Des groupes membres de l’IFEX font part de leur préoccupation au sujet de l’environnement politique aux Fidji, au moment où le pays tient sa première élection qui clôt près de huit ans de régime militaire.
Le scrutin de la première élection démocratique aux Fidji depuis le coup d’État militaire de 2006 est maintenant chose du passé. Le 17 septembre 2014 les Fidjiens, certains en habit du dimanche, ont formé de longues files d’attente afin d’exercer leur droit de choisir leur gouvernement après presque huit ans de régime militaire. C’était la première fois qu’un scrutin était tenu le même jour à travers tout le pays, mais les choses sont allées rondement et on n’a rapporté aucun acte de violence.

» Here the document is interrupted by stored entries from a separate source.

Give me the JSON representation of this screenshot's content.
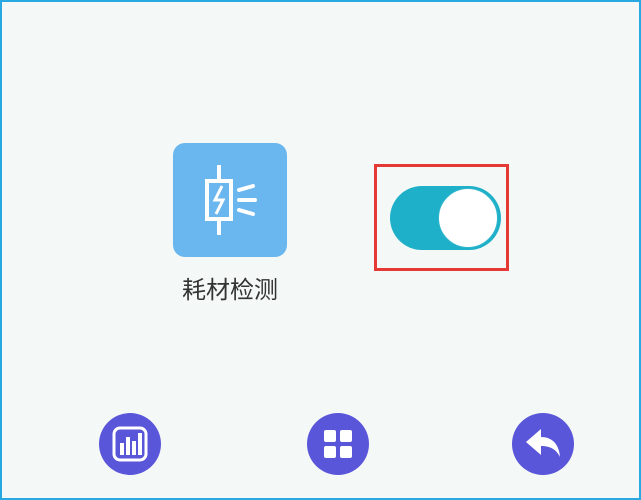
{
  "feature": {
    "label": "耗材检测",
    "icon": "consumable-detection-icon"
  },
  "toggle": {
    "state": "on",
    "highlighted": true
  },
  "nav": {
    "items": [
      {
        "icon": "bar-chart-icon"
      },
      {
        "icon": "grid-menu-icon"
      },
      {
        "icon": "back-arrow-icon"
      }
    ]
  },
  "colors": {
    "border": "#29a9e1",
    "background": "#f4f8f6",
    "tile": "#6ab6ee",
    "toggle_on": "#1fb0c9",
    "highlight": "#e53935",
    "nav_button": "#5a56d9"
  }
}
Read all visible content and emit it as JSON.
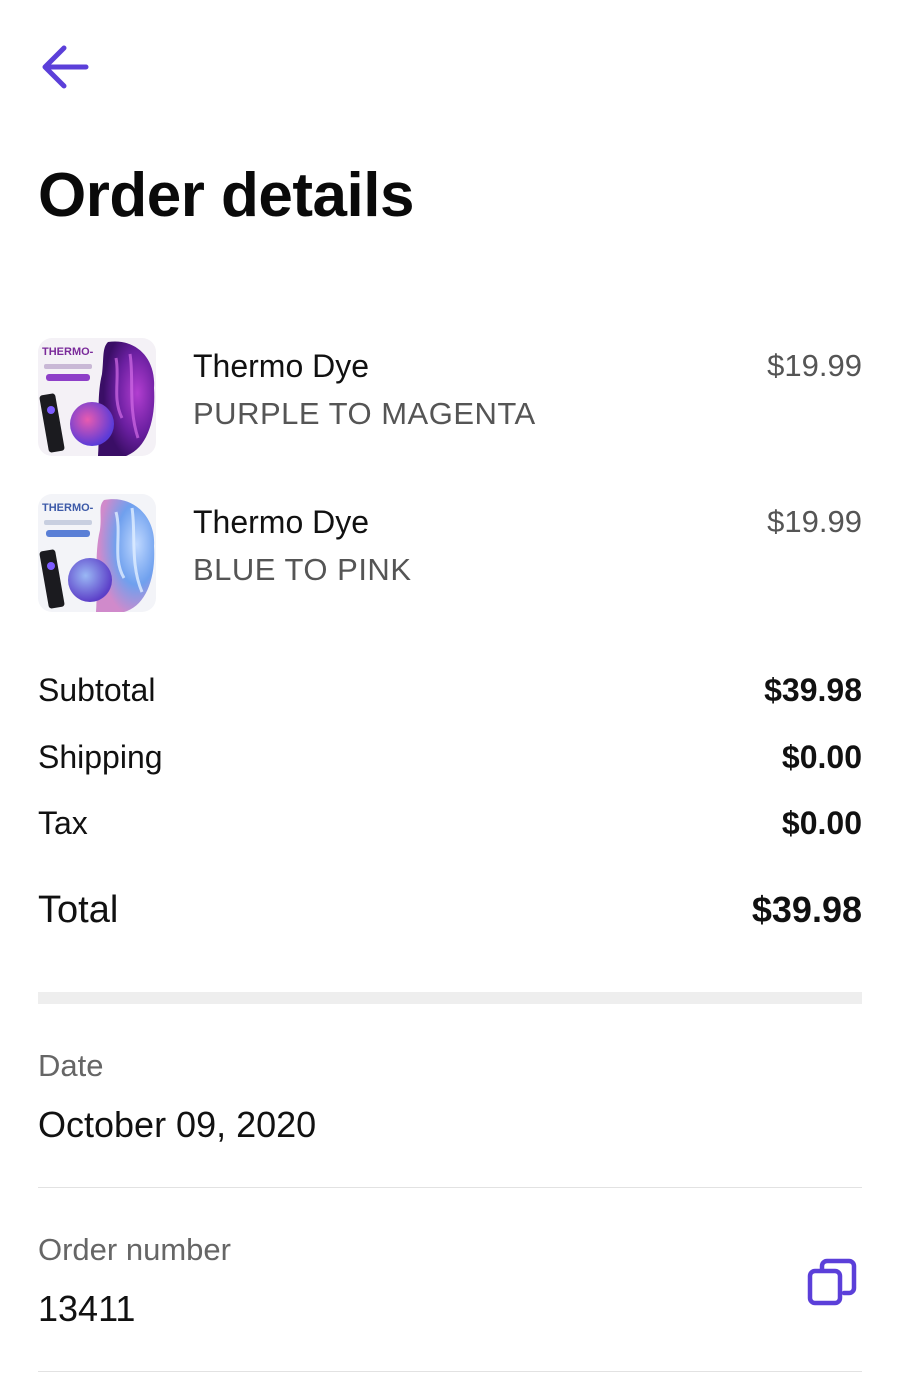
{
  "header": {
    "back_icon": "arrow-left-icon",
    "title": "Order details",
    "accent_color": "#5B3FD9"
  },
  "items": [
    {
      "thumbnail_text": "THERMO-",
      "name": "Thermo Dye",
      "variant": "PURPLE TO MAGENTA",
      "price": "$19.99"
    },
    {
      "thumbnail_text": "THERMO-",
      "name": "Thermo Dye",
      "variant": "BLUE TO PINK",
      "price": "$19.99"
    }
  ],
  "summary": {
    "subtotal_label": "Subtotal",
    "subtotal_value": "$39.98",
    "shipping_label": "Shipping",
    "shipping_value": "$0.00",
    "tax_label": "Tax",
    "tax_value": "$0.00",
    "total_label": "Total",
    "total_value": "$39.98"
  },
  "date": {
    "label": "Date",
    "value": "October 09, 2020"
  },
  "order_number": {
    "label": "Order number",
    "value": "13411",
    "copy_icon": "copy-icon"
  }
}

Il y a beaucoup en jeu dans cette élection qui promet de restaurer la démocratie dans ce pays de 900 000 habitants du Pacifique Sud. L’ancien commandant « Frank » Voreqe Bainimarama s’est emparé du pouvoir dans un coup d’État militaire en décembre 2006. Les autorités militaires ont fini par lever l’état d’urgence en 2009, mais la censure des médias et des restrictions au droit de réunion ont rapidement été imposées. Bainimarama est maintenant premier ministre par intérim et candidat – et on prévoit généralement qu’il remportera les élections. Alors, y aura-t-il une fin au « climat de peur » créé par l’instauration de lois draconiennes et par l’intimidation visant les critiques du gouvernement ?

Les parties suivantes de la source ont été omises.